Body Armor Protection Levels
Different protection numbers of body armor along with which type a user should wear according to his or her and hazard level.
- Level II Body Armor
- Level IIA Body Armor
- Level III Body Armor
- Level IIIA Body Armor
- Level IV Body Armor
It has also been proven that system armor have saved the lives of people serving for the general public good, such as the scenario with police officers and the ones in any form of the military services.
As of today there are six to eight different levels of body armor - its own characteristics that make it more or less helpful to certain job organizations. It is important to study the particular chart of armor levels and know what each type is good for prior to a final decision. A number of groups, such as law enforcement officers, recommend certain ranges over others. In this instance, police officers generally use Level II or IIA vest, because they covers the different types of gear or weapons generally used towards them and anything else becomes heavier which makes the task at hand too difficult to do.

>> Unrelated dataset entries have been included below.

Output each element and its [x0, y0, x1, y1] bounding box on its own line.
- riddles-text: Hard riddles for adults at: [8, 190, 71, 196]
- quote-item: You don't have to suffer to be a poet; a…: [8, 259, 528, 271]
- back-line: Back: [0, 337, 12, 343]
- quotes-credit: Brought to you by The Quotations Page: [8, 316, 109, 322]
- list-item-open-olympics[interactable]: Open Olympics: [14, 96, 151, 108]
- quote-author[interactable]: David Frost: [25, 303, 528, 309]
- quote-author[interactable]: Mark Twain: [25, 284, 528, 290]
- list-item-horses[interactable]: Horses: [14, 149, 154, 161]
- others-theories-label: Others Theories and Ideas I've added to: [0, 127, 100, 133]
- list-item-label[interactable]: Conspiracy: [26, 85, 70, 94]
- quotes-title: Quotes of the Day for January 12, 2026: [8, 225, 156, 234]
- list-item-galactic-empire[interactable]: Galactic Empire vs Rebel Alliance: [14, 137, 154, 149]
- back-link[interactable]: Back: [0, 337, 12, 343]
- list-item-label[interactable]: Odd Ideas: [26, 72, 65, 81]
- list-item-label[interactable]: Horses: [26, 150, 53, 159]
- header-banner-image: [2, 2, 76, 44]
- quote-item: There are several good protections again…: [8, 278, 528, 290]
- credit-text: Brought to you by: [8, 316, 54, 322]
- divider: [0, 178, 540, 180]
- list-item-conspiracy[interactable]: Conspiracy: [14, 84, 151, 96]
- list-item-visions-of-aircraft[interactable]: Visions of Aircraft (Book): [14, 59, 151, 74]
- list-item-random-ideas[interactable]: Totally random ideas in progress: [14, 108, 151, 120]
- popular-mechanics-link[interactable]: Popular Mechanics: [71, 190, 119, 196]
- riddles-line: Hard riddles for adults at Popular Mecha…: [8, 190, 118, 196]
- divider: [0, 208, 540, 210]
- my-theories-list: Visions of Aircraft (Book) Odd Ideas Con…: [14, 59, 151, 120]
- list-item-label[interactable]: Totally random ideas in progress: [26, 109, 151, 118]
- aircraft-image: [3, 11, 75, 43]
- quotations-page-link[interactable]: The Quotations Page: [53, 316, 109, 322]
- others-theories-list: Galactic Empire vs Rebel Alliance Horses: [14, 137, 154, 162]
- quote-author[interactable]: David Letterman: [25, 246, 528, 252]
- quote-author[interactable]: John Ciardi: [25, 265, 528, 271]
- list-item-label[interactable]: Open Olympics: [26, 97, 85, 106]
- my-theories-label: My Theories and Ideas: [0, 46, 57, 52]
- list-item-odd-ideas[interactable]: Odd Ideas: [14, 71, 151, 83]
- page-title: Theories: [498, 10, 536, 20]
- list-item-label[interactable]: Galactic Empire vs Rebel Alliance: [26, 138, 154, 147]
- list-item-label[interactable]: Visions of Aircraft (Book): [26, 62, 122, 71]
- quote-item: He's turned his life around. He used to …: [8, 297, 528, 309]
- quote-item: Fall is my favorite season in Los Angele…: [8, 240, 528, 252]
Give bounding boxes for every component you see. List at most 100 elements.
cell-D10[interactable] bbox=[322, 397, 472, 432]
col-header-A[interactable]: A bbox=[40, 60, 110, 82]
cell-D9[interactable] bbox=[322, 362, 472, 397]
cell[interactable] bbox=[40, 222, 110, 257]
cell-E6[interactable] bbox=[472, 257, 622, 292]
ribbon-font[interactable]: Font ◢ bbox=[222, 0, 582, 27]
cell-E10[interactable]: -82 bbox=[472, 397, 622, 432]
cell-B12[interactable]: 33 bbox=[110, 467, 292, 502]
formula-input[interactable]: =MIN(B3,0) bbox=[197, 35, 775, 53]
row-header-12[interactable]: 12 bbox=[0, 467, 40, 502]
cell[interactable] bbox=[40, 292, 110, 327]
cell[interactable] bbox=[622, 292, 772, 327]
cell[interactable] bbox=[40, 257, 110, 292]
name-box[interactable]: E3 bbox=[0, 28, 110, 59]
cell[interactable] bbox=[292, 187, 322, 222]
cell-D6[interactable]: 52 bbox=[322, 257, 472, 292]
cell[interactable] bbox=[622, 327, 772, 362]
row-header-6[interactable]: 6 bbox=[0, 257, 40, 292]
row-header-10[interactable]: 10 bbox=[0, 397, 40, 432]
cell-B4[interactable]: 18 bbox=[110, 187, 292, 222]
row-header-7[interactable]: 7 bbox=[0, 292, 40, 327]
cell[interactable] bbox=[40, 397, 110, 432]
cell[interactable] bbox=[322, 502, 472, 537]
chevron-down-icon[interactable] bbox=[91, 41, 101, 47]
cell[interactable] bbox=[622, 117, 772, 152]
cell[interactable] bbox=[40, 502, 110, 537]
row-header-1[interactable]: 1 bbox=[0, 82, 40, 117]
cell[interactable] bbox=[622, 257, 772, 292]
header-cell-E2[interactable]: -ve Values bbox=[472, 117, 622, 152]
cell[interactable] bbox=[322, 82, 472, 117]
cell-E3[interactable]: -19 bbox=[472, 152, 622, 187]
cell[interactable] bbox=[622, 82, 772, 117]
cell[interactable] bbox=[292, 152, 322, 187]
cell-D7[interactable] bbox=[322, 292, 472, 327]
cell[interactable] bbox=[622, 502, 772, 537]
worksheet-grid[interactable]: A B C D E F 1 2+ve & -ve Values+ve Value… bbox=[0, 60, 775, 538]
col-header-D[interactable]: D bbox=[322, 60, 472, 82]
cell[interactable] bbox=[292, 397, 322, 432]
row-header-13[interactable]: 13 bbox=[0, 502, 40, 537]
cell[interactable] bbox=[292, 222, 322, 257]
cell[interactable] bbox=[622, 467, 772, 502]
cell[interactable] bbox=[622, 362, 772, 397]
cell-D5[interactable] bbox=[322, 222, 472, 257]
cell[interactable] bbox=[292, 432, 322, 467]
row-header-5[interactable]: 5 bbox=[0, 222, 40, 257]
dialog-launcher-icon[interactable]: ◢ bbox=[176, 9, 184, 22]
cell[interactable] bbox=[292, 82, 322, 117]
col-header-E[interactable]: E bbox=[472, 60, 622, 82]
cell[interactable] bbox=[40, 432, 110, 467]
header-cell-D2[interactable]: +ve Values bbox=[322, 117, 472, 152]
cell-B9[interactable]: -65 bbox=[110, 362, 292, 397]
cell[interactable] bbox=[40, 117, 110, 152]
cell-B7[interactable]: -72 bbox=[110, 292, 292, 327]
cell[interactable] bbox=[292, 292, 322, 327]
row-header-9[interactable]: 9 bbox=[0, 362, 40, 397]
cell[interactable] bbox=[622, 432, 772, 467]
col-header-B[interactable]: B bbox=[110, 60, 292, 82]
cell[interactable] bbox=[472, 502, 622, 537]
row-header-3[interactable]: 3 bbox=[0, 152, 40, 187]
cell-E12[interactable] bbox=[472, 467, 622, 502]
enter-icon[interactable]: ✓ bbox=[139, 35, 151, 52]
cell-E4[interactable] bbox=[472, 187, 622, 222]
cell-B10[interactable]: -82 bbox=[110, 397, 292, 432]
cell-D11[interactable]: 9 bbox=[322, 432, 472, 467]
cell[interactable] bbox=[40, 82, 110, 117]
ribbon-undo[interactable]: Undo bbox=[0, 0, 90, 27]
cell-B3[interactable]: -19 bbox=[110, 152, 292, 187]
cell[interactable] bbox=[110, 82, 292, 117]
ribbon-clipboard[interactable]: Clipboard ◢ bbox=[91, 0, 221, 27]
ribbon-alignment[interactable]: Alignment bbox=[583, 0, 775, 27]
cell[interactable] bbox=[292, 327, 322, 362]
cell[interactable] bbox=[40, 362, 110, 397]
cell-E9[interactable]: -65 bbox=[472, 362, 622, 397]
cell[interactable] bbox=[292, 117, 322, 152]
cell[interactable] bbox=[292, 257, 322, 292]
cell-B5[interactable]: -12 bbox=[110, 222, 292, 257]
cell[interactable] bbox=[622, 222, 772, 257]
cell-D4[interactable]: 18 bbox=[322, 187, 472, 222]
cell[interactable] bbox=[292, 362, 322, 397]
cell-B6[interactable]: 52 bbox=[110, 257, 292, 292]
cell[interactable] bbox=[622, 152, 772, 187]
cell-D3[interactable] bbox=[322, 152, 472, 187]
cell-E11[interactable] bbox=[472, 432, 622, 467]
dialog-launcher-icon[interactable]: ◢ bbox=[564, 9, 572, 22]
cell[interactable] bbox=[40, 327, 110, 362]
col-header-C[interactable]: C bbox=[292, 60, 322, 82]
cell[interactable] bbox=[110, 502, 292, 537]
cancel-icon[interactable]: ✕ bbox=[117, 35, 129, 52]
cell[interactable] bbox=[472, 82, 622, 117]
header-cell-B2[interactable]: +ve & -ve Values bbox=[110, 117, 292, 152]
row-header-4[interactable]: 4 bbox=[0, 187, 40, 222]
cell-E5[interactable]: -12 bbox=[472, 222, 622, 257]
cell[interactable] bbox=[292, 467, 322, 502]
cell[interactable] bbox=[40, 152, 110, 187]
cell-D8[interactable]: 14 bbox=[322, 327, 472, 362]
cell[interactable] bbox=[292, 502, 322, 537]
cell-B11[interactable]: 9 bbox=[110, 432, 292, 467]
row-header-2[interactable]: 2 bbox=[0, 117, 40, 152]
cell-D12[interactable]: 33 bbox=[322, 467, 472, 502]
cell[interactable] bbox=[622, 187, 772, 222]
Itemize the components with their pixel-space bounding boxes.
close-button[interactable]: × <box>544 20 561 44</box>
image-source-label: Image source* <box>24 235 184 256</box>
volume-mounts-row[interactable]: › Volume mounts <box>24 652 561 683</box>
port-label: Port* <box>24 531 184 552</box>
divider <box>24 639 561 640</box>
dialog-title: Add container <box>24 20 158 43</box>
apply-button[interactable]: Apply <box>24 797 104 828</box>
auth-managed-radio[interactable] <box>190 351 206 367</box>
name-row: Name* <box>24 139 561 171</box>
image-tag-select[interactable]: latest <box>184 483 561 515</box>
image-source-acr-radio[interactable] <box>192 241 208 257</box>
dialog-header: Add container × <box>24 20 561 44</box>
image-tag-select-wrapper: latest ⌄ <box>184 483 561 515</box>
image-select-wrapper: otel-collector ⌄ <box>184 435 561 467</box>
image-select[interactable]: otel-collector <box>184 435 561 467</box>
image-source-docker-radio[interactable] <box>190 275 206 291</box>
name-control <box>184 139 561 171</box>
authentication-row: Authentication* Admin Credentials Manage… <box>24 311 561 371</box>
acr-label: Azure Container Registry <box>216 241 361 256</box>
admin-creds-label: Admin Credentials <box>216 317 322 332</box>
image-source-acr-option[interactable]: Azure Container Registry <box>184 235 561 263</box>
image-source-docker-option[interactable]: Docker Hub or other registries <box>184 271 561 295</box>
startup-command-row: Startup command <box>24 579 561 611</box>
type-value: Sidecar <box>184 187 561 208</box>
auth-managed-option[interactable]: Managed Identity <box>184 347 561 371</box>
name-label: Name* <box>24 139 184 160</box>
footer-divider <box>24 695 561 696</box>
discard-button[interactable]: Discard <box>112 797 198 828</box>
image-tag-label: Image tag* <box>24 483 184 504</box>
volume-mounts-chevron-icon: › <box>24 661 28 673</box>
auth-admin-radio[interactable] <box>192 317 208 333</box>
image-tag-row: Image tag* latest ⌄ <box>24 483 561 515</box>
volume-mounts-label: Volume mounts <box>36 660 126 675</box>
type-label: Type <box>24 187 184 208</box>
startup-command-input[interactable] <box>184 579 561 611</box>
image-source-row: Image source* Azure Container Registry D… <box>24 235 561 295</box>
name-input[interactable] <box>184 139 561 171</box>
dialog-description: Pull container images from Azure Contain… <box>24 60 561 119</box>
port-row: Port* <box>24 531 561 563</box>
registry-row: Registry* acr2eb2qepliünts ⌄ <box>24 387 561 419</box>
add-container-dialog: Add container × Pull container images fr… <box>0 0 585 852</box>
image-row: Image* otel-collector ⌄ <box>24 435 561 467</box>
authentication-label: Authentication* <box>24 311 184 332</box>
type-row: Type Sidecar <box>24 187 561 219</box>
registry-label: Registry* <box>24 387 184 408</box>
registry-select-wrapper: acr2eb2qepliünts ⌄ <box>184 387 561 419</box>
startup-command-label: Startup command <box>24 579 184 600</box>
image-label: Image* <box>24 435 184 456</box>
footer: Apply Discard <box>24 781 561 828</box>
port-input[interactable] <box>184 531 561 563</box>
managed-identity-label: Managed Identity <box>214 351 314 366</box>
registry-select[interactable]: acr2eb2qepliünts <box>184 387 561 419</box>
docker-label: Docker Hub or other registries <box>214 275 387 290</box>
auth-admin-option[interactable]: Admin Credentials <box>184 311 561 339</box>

The business responsible for testing and also categorizing the bullet opposition of body armor is the United States National Institute of Justice, more commonly simply referred to as the NIJ. As outlined, there are six levels of body armor suits and are referenced to as Level I, Level IIA , Level II, Level IIIA, Sort III and Intravenous. Each of these levels has different resistance ranges and is recommended for a certain type of weapon. To conclude the protection levels: Level I is resistant against weapons with a grade of .22 or .380; Level IIA protects versus 9 mm and .40 caliber principal points; Level II shields against 9 millimeters and .357 Magnums; Level IIIA will be resistant to high velocity 9 mm tools and a .44 Magnums; Sort III protects as well as the other categories towards rifles, like the M80 lastly there is the Level IV Body Armor or armor striking ballistic vests that has performance all of the above and also are generally resistant to .30 caliber armor piercing bullets, like that of a M2 AP.
Whereas amounts I to IIIA are often used in by police officers or military servants that aren't in active battling, the level III along with IV are virtually strictly used by the military and are obligatory for those who are involved in battling or are section of a potential target team.
There is also other body armor that has been specifically developed with armed service servants in mind. The armed service has special physique armor that shields against blast pieces or shrapnel. These are specifically used by the bombing squad or those in war areas which are known to have land mines or bomb hazards. Law officers who work to deactive explosive devices also use the complete body explosive safety armor.
Body armors and ballistic tactical vests have advanced over the years. Research has been being carried out to make protective gear stronger and have had studies done to make the effectiveness of new fiber materials, woven fabrics, laminates and clay armor more effective. Nanomaterials are also becoming studies and may end up being the next level of security for those who serve to guard us all.